Victorian Heritage Register
- Official name: Total House
- Designated: 29 May 2014
- Reference no.: H2329

= Total House =

Total House is a heritage-listed brutalist commercial building at 170-190 Russell Street, Melbourne, Australia. It hosts a live music venue called 170 Russell, as well as retail premises at street level, a seven-level car park, and four storeys of offices atop the car park. It was listed on the Victorian Heritage Register on 29 May 2014 on the basis that it was "a landmark of post-World War II modernist design and...one of the earliest and best expressions of Brutalist architecture in Victoria".

==Development==

Total House was designed c. 1963 by Bogle & Banfield Associates, a partnership of architects Alan Bogle and Gordon Banfield, for the Savoy Car Park Company, a company controlled by Banfield, which had been established to develop the site, and built in 1964-65. The building's name stems from the original anchor tenant, Total Oil Products P/L (Australia), a subsidiary of French oil company CFP, whose offices were based in the building from 1966 until the 1970s. In 1991, it sold for $21 million, reputedly the largest Melbourne CBD property sale that year, with KPMG among the building's office tenants at that time.

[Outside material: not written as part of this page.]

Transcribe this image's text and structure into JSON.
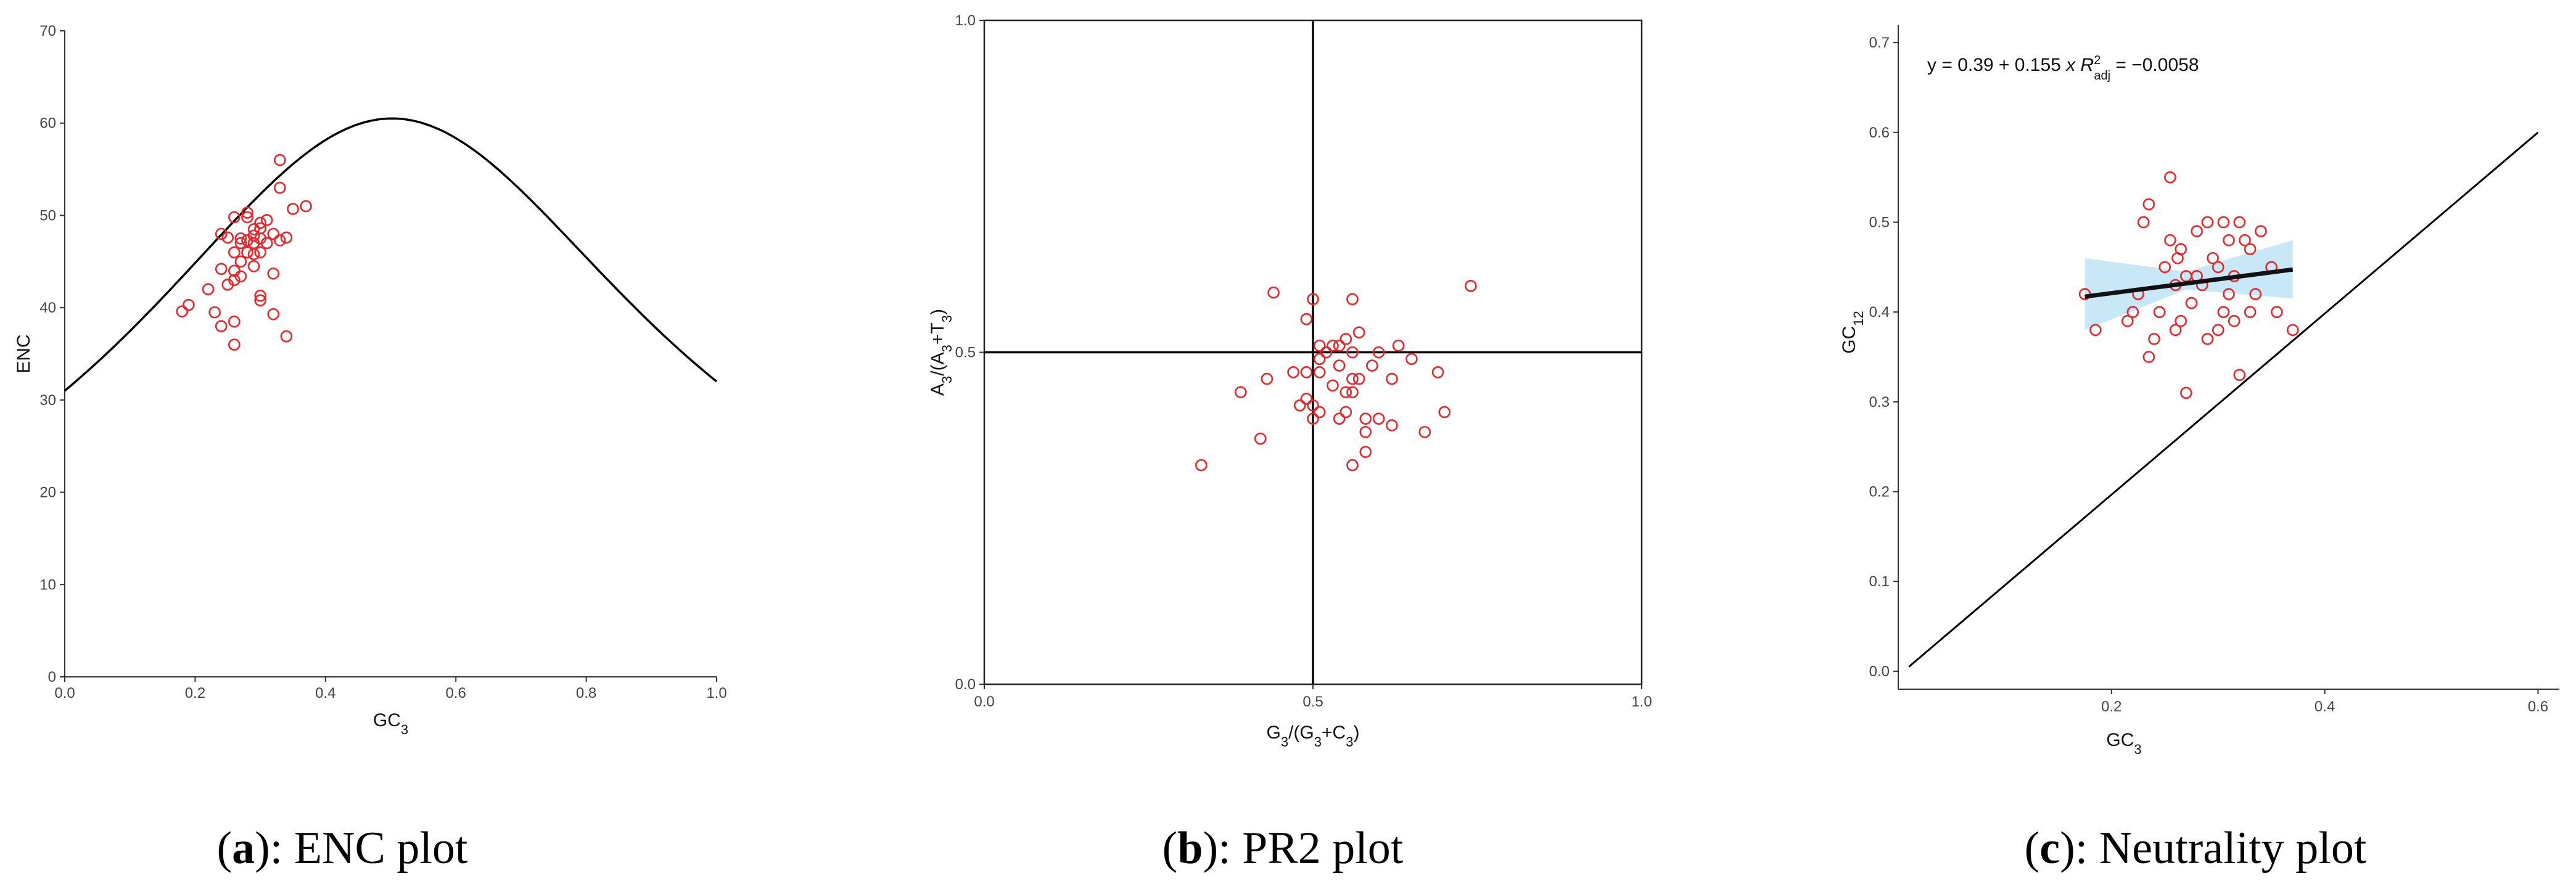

==Demolition bid and heritage listing==

Total House was at risk of demolition in 2014 after developer AXF Group purchased the site and sought approval to replace it with a 70-storey hotel tower. However, the building's successful heritage listing, following its nomination by heritage group Melbourne Heritage Action, saw the withdrawal of the proposal. The demolition threat sparked public debate about whether 1960s Brutalist architecture should receive heritage protection, amidst threats to a number of prominent Melbourne buildings of that era.

==170 Russell==

The basement hosts a nightclub and live music venue called 170 Russell. Before this, it has hosted a succession of entertainment venues over the decades. It was first envisaged as a cinema with the capacity to stage live theatre, with the possibility of being turned into a nightclub if liquor legislation changed.

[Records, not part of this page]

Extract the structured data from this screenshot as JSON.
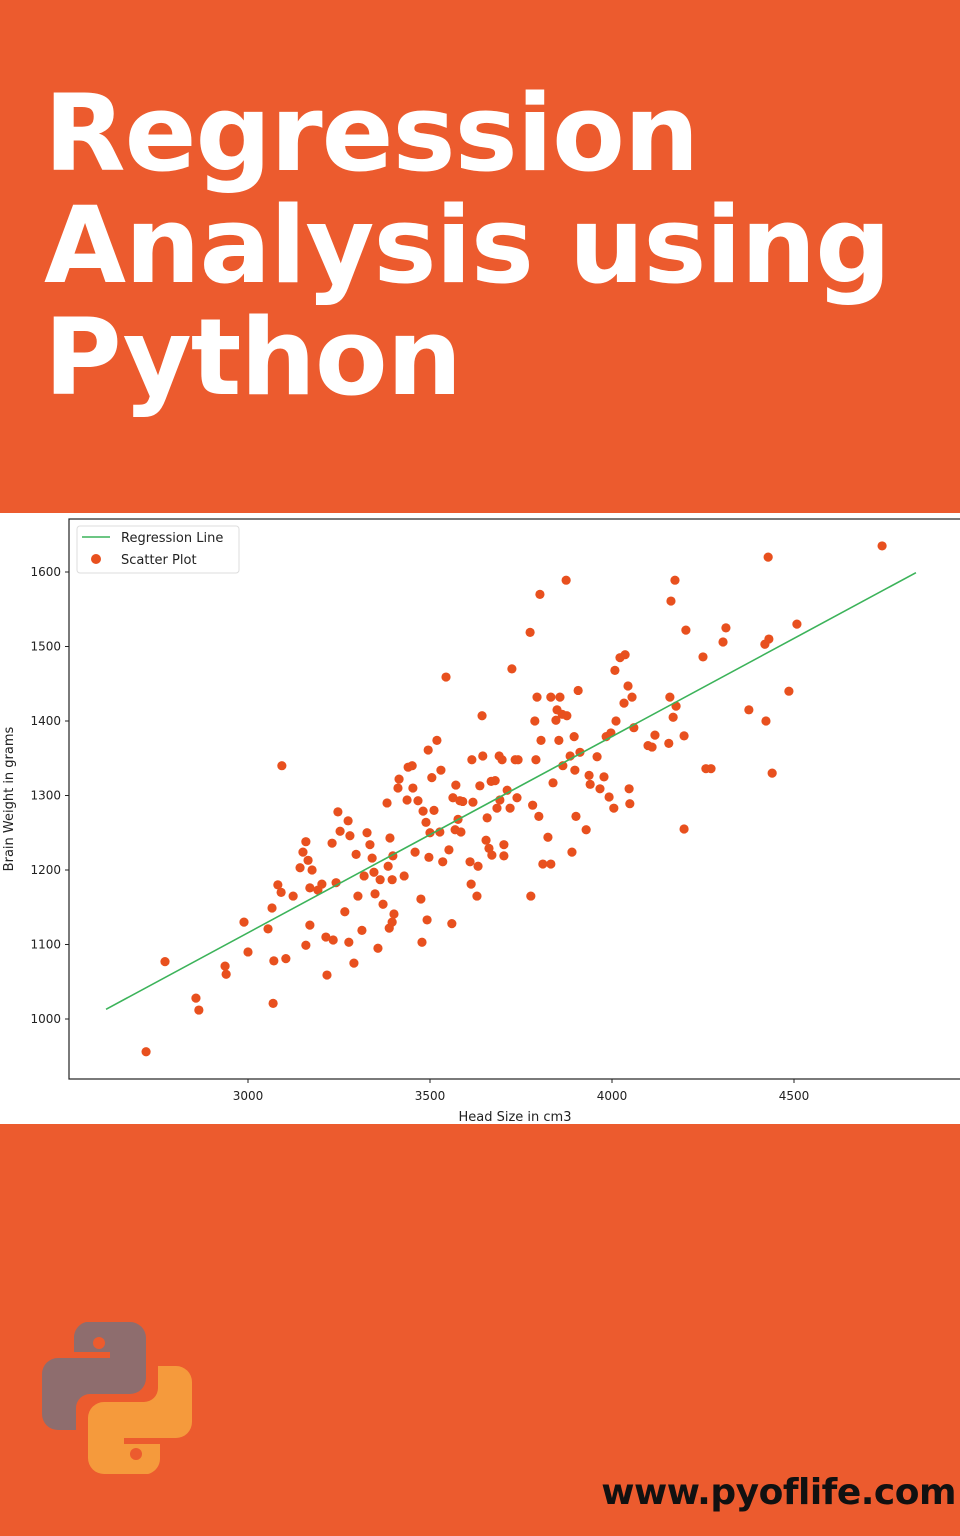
{
  "title_lines": [
    "Regression",
    "Analysis using",
    "Python"
  ],
  "footer": {
    "url": "www.pyoflife.com"
  },
  "logo": {
    "name": "python-logo",
    "colors": {
      "top": "#8e6d6e",
      "bottom": "#f59a3c"
    }
  },
  "colors": {
    "background": "#ec5b2e",
    "points": "#e8501e",
    "line": "#3cb35a"
  },
  "chart_data": {
    "type": "scatter",
    "title": "",
    "xlabel": "Head Size in cm3",
    "ylabel": "Brain Weight in grams",
    "xlim": [
      2508,
      4956
    ],
    "ylim": [
      920,
      1671
    ],
    "xticks": [
      3000,
      3500,
      4000,
      4500
    ],
    "yticks": [
      1000,
      1100,
      1200,
      1300,
      1400,
      1500,
      1600
    ],
    "grid": false,
    "legend_placement": "top-left",
    "legend": [
      "Regression Line",
      "Scatter Plot"
    ],
    "regression_line": {
      "name": "Regression Line",
      "intercept": 325.57,
      "slope": 0.2634,
      "x_range": [
        2610,
        4835
      ]
    },
    "scatter": {
      "name": "Scatter Plot",
      "points": [
        [
          2720,
          956
        ],
        [
          2772,
          1077
        ],
        [
          2857,
          1028
        ],
        [
          2865,
          1012
        ],
        [
          2937,
          1071
        ],
        [
          2940,
          1060
        ],
        [
          2989,
          1130
        ],
        [
          3000,
          1090
        ],
        [
          3055,
          1121
        ],
        [
          3066,
          1149
        ],
        [
          3069,
          1021
        ],
        [
          3071,
          1078
        ],
        [
          3082,
          1180
        ],
        [
          3091,
          1170
        ],
        [
          3093,
          1340
        ],
        [
          3104,
          1081
        ],
        [
          3124,
          1165
        ],
        [
          3143,
          1203
        ],
        [
          3151,
          1224
        ],
        [
          3159,
          1238
        ],
        [
          3159,
          1099
        ],
        [
          3165,
          1213
        ],
        [
          3170,
          1126
        ],
        [
          3176,
          1200
        ],
        [
          3170,
          1176
        ],
        [
          3192,
          1173
        ],
        [
          3203,
          1181
        ],
        [
          3217,
          1059
        ],
        [
          3214,
          1110
        ],
        [
          3234,
          1106
        ],
        [
          3231,
          1236
        ],
        [
          3247,
          1278
        ],
        [
          3253,
          1252
        ],
        [
          3242,
          1183
        ],
        [
          3266,
          1144
        ],
        [
          3275,
          1266
        ],
        [
          3280,
          1246
        ],
        [
          3277,
          1103
        ],
        [
          3291,
          1075
        ],
        [
          3297,
          1221
        ],
        [
          3302,
          1165
        ],
        [
          3313,
          1119
        ],
        [
          3319,
          1192
        ],
        [
          3327,
          1250
        ],
        [
          3335,
          1234
        ],
        [
          3341,
          1216
        ],
        [
          3346,
          1197
        ],
        [
          3349,
          1168
        ],
        [
          3357,
          1095
        ],
        [
          3363,
          1187
        ],
        [
          3371,
          1154
        ],
        [
          3382,
          1290
        ],
        [
          3385,
          1205
        ],
        [
          3388,
          1122
        ],
        [
          3390,
          1243
        ],
        [
          3396,
          1187
        ],
        [
          3396,
          1130
        ],
        [
          3401,
          1141
        ],
        [
          3398,
          1219
        ],
        [
          3412,
          1310
        ],
        [
          3415,
          1322
        ],
        [
          3429,
          1192
        ],
        [
          3437,
          1294
        ],
        [
          3440,
          1338
        ],
        [
          3451,
          1340
        ],
        [
          3453,
          1310
        ],
        [
          3459,
          1224
        ],
        [
          3467,
          1293
        ],
        [
          3475,
          1161
        ],
        [
          3478,
          1103
        ],
        [
          3481,
          1279
        ],
        [
          3489,
          1264
        ],
        [
          3492,
          1133
        ],
        [
          3495,
          1361
        ],
        [
          3497,
          1217
        ],
        [
          3500,
          1250
        ],
        [
          3505,
          1324
        ],
        [
          3511,
          1280
        ],
        [
          3519,
          1374
        ],
        [
          3527,
          1251
        ],
        [
          3530,
          1334
        ],
        [
          3535,
          1211
        ],
        [
          3544,
          1459
        ],
        [
          3552,
          1227
        ],
        [
          3560,
          1128
        ],
        [
          3563,
          1297
        ],
        [
          3569,
          1254
        ],
        [
          3571,
          1314
        ],
        [
          3577,
          1268
        ],
        [
          3582,
          1293
        ],
        [
          3585,
          1251
        ],
        [
          3590,
          1292
        ],
        [
          3610,
          1211
        ],
        [
          3613,
          1181
        ],
        [
          3615,
          1348
        ],
        [
          3618,
          1291
        ],
        [
          3629,
          1165
        ],
        [
          3632,
          1205
        ],
        [
          3637,
          1313
        ],
        [
          3643,
          1407
        ],
        [
          3645,
          1353
        ],
        [
          3654,
          1240
        ],
        [
          3657,
          1270
        ],
        [
          3662,
          1229
        ],
        [
          3668,
          1319
        ],
        [
          3670,
          1220
        ],
        [
          3679,
          1320
        ],
        [
          3684,
          1283
        ],
        [
          3690,
          1353
        ],
        [
          3692,
          1294
        ],
        [
          3698,
          1348
        ],
        [
          3703,
          1234
        ],
        [
          3703,
          1219
        ],
        [
          3712,
          1307
        ],
        [
          3720,
          1283
        ],
        [
          3725,
          1470
        ],
        [
          3734,
          1348
        ],
        [
          3739,
          1297
        ],
        [
          3742,
          1348
        ],
        [
          3775,
          1519
        ],
        [
          3777,
          1165
        ],
        [
          3782,
          1287
        ],
        [
          3788,
          1400
        ],
        [
          3791,
          1348
        ],
        [
          3794,
          1432
        ],
        [
          3799,
          1272
        ],
        [
          3802,
          1570
        ],
        [
          3805,
          1374
        ],
        [
          3810,
          1208
        ],
        [
          3824,
          1244
        ],
        [
          3832,
          1208
        ],
        [
          3832,
          1432
        ],
        [
          3838,
          1317
        ],
        [
          3846,
          1401
        ],
        [
          3849,
          1415
        ],
        [
          3854,
          1374
        ],
        [
          3857,
          1432
        ],
        [
          3863,
          1409
        ],
        [
          3865,
          1340
        ],
        [
          3874,
          1589
        ],
        [
          3876,
          1407
        ],
        [
          3885,
          1353
        ],
        [
          3890,
          1224
        ],
        [
          3896,
          1379
        ],
        [
          3898,
          1334
        ],
        [
          3901,
          1272
        ],
        [
          3907,
          1441
        ],
        [
          3912,
          1358
        ],
        [
          3929,
          1254
        ],
        [
          3937,
          1327
        ],
        [
          3940,
          1315
        ],
        [
          3959,
          1352
        ],
        [
          3967,
          1309
        ],
        [
          3978,
          1325
        ],
        [
          3984,
          1379
        ],
        [
          3992,
          1298
        ],
        [
          3997,
          1384
        ],
        [
          4005,
          1283
        ],
        [
          4011,
          1400
        ],
        [
          4008,
          1468
        ],
        [
          4022,
          1485
        ],
        [
          4036,
          1489
        ],
        [
          4033,
          1424
        ],
        [
          4044,
          1447
        ],
        [
          4047,
          1309
        ],
        [
          4049,
          1289
        ],
        [
          4055,
          1432
        ],
        [
          4060,
          1391
        ],
        [
          4099,
          1367
        ],
        [
          4110,
          1365
        ],
        [
          4118,
          1381
        ],
        [
          4156,
          1370
        ],
        [
          4159,
          1432
        ],
        [
          4162,
          1561
        ],
        [
          4168,
          1405
        ],
        [
          4173,
          1589
        ],
        [
          4176,
          1420
        ],
        [
          4198,
          1380
        ],
        [
          4198,
          1255
        ],
        [
          4203,
          1522
        ],
        [
          4250,
          1486
        ],
        [
          4258,
          1336
        ],
        [
          4272,
          1336
        ],
        [
          4305,
          1506
        ],
        [
          4313,
          1525
        ],
        [
          4376,
          1415
        ],
        [
          4420,
          1503
        ],
        [
          4423,
          1400
        ],
        [
          4429,
          1620
        ],
        [
          4431,
          1510
        ],
        [
          4440,
          1330
        ],
        [
          4486,
          1440
        ],
        [
          4508,
          1530
        ],
        [
          4742,
          1635
        ]
      ]
    }
  }
}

From 1965, it housed the Lido Cabaret, described as "the first of its kind in Victoria", "providing dinner and a ‘Paris-type’ show, complete with feathers, high kicks and scanty costumes".

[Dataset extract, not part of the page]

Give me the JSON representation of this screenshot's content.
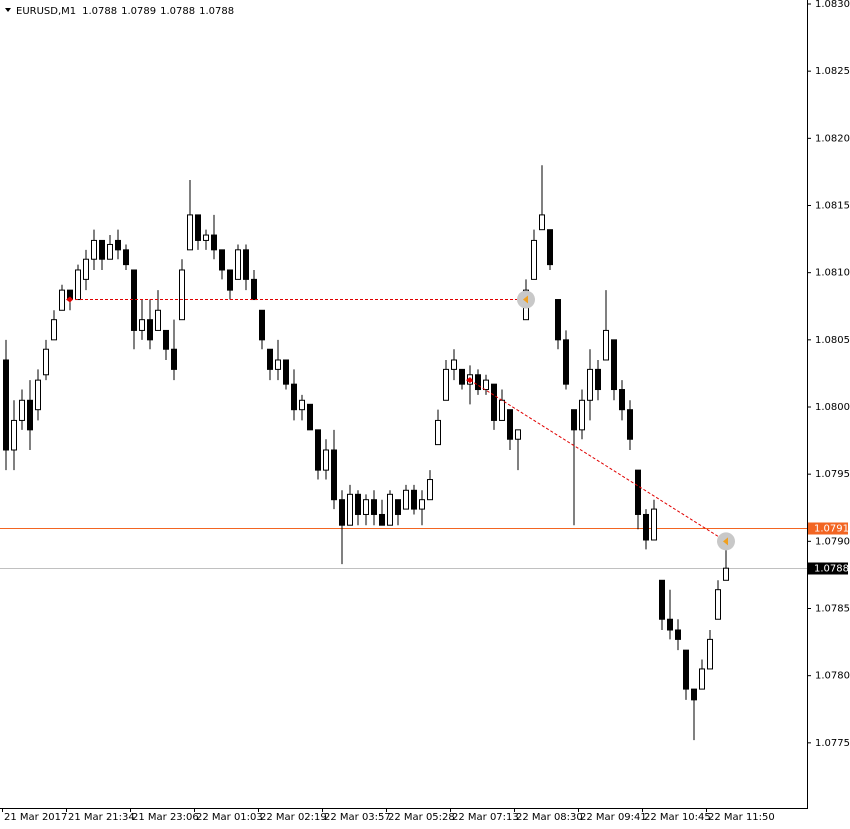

After a period as a Spanish-themed nightclub, from the mid-1970s the basement housed the 600-seat Total Theatre, featuring theatre productions including the Australian premiere of Guys & Dolls and the controversial revue Let My People Come. The theatre was operated by Banfield, who used the car park to subsidise the theatre.

Since 1980, the basement has housed a nightclub and live music venue. It was initially known as Billboard until 2014, and was then rebranded as 170 Russell, the building's street address.